De passage au Festival du film francophone d’Angoulême, où elle est venue présenter « Visions », le nouveau long-métrage de Yann Gozlan, l’ex-top modèle n’a pas mâché ses mots concernant le mouvement de protestation historique des acteurs et scénaristes à Hollywood.
« La création et l’originalité, c’est quelque chose qu’on doit protéger à tout prix », déclare à l’AFP celle qui a raflé le prix d’interprétation féminine à Cannes en 2017, en référence à l’intelligence artificielle, l’un des points de contentieux dans cette grève.
« Mais il n’y a pas que ça », ajoute-t-elle aussitôt. « Cette grève, c’est vraiment parce que les studios aux Etats-Unis sont radins. On n’a pas ça en France ».
Et de citer le « vrai problème », à savoir « comment on paye les gens.

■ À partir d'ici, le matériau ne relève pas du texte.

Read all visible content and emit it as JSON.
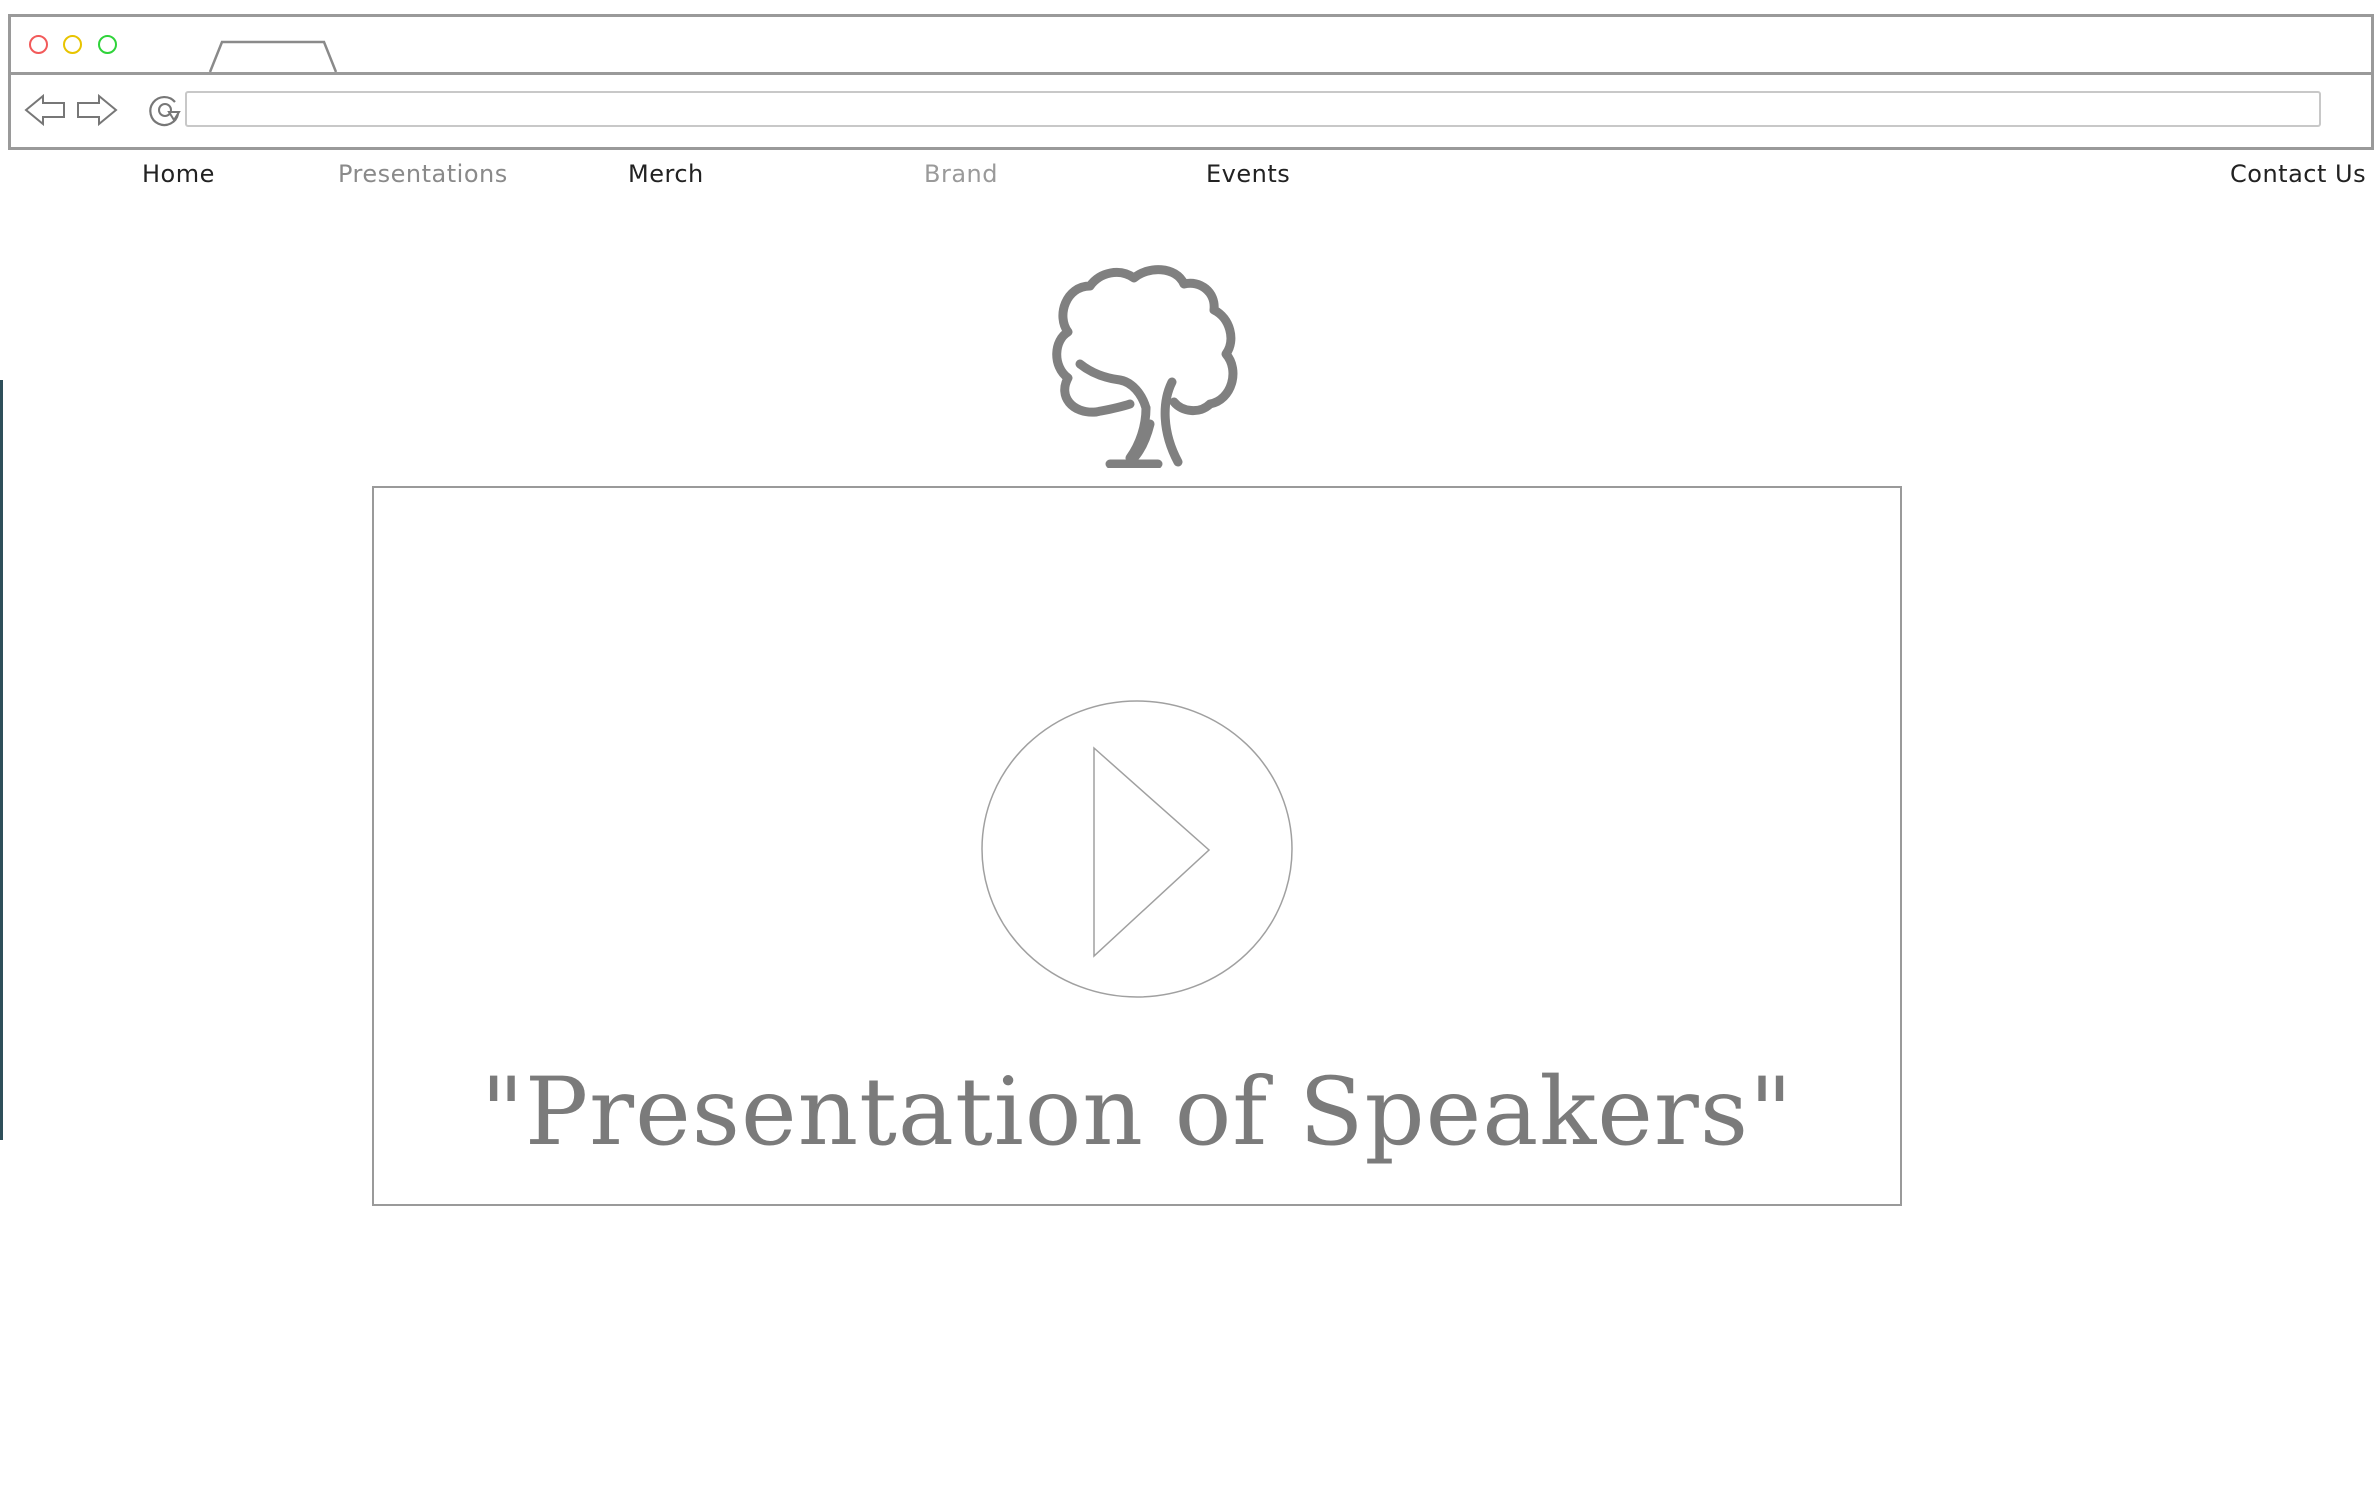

Les horaires de travail sont incroyables, une journée de travail normale là-bas, c’est entre 14 et 16 heures », assure l’actrice germano-américaine dans un français parfait.
Bulle française
Diane Kruger n’est pas la première actrice de renom à s’insurger contre les méthodes des grands studios de production. Les acteurs du puissant syndicat SAG-AFTRA ont rejoint, début juillet, les scénaristes dans leur combat contre les studios.
Un bras de fer qui ne semble pas faiblir. Face à ce constat, la cérémonie des Emmy Awards, les plus prestigieuses récompenses de la télévision américaine, a annoncé mi-août reporter de près de quatre mois sa tenue.